Representatives of the water and fire departments were asked to explain to the

supervisors why, if they intended to extend the system into currently unserved

neighborhoods, they would be selling off the necessary parts as scrap metal.


The answer given by both a water department manager and a uniformed member of the

SFFD’s command staff was that they now believed that these hydrants were not needed.

Instead, they said, they had discovered that they could purchase 15 miles of large

diameter hoses that could be dropped from the back of flatbed trucks, as needed,

following a major earthquake. This, they stated, would enable the fire department to

fight the expected fires and save those neighborhoods, without high-pressure hydrants,

from being destroyed by conflagrations.


To say that this bizarre scheme defies common sense is an extreme understatement:

• They had no experience using this type of hose, even in daytime simulations under

optimum conditions;

• They had no plan for where the hose and these trucks would be stored;

• They had no plan for who would drive the trucks (later, it was proposed the

Neighborhood Emergency Response Team (NERT) volunteers would do the job);

• They proposed using capital bond money to purchase the hose, despite the illegality of

doing so;

• They had no explanation as to how the trucks would maneuver around earthquake

debris in the streets, possibly in total darkness and without electricity;

• They could not explain how incipient fires could be fought without any water, nor who

would be rescuing people trapped in damaged buildings, while firefighters

were occupied setting up flexible hoses;

• They had no explanation as to how they would avoid having these same huge hoses

overrun by the conflagrations that would have developed from the merging of the many

incipient fires that would be left unchecked during the hours that all this elaborate

process was taking place.


Obviously, the large-diameter hose premise put forth by the water department, and

which the uniformed SFFD command staff member clearly and heartily endorsed,

was an absurdly adolescent exercise in trying to cover their folly in abandoning

the extension of the high-pressure hydrant system into the outer neighborhoods

where it has never been installed.


Fortunately, the flexible hose scheme has been abandoned.


There is no dependable high-pressure and high-volume source of emergency water for

post-earthquake firefighting in the outer neighborhoods, and therefore it is entirely

accurate to say: The SFFD has no viable plan for extinguishing post-earthquake fires in

outlying areas of the City.


As it stands now, 15 neighborhoods are exposed and will very likely be destroyed by fire

following the next big Bay Area earthquake, and, neither the water department nor the

fire department has any coherent plans to mitigate this situation!


If this intolerable level of official negligence on the part of the water an fire departments

is not corrected, you and I and most of our neighbors will very probably lose our homes

and businesses to fires after a big earthquake.


After all has been destroyed, the blame will be squarely on the management of water

and fire department officials.
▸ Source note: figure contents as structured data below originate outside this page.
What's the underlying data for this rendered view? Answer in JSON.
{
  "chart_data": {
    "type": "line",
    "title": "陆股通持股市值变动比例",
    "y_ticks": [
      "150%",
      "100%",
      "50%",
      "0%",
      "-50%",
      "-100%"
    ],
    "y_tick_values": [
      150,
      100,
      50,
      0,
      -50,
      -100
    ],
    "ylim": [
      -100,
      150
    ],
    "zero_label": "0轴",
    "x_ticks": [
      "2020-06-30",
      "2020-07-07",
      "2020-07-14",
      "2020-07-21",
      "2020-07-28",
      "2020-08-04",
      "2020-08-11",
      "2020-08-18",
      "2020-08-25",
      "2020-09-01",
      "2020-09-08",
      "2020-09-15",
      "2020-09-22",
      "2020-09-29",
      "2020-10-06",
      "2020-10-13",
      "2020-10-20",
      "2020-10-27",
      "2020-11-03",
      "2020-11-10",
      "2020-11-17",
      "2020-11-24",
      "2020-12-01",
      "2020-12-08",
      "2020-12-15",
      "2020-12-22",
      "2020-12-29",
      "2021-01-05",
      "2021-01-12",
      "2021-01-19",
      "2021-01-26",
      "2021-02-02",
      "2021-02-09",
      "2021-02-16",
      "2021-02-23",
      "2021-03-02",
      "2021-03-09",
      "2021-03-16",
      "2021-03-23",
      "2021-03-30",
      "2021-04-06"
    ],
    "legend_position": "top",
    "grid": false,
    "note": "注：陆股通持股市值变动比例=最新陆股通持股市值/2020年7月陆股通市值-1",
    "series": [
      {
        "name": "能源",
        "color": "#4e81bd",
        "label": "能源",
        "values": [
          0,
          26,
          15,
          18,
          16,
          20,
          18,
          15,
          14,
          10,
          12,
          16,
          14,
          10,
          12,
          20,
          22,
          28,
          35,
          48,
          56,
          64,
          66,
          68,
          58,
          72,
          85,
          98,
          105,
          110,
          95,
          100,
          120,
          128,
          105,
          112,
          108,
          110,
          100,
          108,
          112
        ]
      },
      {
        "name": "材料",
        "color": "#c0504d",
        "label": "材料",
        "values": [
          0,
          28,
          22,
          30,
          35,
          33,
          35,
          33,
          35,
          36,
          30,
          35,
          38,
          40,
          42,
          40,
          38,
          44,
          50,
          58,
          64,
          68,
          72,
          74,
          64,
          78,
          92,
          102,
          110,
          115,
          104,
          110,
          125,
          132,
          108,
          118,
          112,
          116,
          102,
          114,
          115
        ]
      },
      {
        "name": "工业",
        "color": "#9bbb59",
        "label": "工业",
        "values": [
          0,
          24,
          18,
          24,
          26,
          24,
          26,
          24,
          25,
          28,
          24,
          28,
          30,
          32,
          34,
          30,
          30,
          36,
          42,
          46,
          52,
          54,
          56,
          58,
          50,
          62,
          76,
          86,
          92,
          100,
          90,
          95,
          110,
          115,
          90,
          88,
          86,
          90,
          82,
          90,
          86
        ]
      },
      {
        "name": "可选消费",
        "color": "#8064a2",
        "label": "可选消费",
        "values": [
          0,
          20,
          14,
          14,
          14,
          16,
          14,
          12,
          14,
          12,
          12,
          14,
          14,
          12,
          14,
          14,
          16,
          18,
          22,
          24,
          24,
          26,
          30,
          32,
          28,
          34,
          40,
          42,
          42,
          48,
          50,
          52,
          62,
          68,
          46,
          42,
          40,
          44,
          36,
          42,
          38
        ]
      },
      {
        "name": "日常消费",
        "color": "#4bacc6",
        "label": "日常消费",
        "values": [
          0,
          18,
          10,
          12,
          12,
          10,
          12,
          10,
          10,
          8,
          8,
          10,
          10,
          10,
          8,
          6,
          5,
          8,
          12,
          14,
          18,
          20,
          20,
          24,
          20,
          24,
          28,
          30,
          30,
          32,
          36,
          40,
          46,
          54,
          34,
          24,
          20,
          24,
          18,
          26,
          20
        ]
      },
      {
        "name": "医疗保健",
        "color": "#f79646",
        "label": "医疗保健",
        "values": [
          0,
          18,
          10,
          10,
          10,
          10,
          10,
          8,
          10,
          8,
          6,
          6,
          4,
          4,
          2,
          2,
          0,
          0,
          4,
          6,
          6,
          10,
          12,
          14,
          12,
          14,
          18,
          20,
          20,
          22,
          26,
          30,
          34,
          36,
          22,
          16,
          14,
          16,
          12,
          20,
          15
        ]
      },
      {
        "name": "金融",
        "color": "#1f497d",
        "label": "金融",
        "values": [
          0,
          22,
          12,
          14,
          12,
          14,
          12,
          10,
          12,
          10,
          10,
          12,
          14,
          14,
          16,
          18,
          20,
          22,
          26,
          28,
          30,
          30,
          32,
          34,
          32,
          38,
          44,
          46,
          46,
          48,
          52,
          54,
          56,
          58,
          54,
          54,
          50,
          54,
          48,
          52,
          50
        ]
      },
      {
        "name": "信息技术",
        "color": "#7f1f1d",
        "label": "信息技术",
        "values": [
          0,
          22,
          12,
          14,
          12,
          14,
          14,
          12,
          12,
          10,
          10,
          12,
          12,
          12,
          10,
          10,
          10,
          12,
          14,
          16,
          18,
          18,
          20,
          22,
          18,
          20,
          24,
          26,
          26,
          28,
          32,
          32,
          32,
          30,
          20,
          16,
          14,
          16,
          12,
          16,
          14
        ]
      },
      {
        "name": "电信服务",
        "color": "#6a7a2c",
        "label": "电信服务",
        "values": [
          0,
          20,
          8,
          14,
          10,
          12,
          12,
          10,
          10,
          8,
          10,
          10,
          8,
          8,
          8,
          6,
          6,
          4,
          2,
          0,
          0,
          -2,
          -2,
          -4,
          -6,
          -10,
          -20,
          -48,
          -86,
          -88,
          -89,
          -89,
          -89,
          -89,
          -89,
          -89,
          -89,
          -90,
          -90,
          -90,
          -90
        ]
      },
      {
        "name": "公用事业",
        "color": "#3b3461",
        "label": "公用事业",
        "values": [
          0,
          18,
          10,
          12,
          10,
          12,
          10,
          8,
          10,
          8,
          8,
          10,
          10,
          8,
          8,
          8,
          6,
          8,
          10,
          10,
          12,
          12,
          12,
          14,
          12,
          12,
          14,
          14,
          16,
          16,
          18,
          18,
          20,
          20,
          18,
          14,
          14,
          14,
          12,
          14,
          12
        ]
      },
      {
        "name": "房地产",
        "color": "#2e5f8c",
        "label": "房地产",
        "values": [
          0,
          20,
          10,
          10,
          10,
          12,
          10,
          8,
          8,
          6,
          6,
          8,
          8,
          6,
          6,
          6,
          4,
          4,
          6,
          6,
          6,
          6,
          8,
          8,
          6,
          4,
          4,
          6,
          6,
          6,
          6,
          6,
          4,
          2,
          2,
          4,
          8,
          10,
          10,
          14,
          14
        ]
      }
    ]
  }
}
The best that can be said for these “public

servants” is that they are guilty of gross professional incompetence; the worst is that

their refusal to address this issue borders on criminal negligence.


If they will not live up to their professional responsibilities, they must be relieved of

their duties and replaced with competent people who will.


Our district supervisors and the mayor must be put on notice that the residents of the

city’s southern and western districts will no longer tolerate this egregious indifference to

our personal safety and the safety of our homes and businesses. Let them know that we

rightfully expect the extension of the high-pressure hydrant system into the outer

neighborhoods. Our homes, businesses and the safety of our families will someday

depend on it.


Thomas W. Doudiet is a retired assistant deputy chief with the SF Fire Department.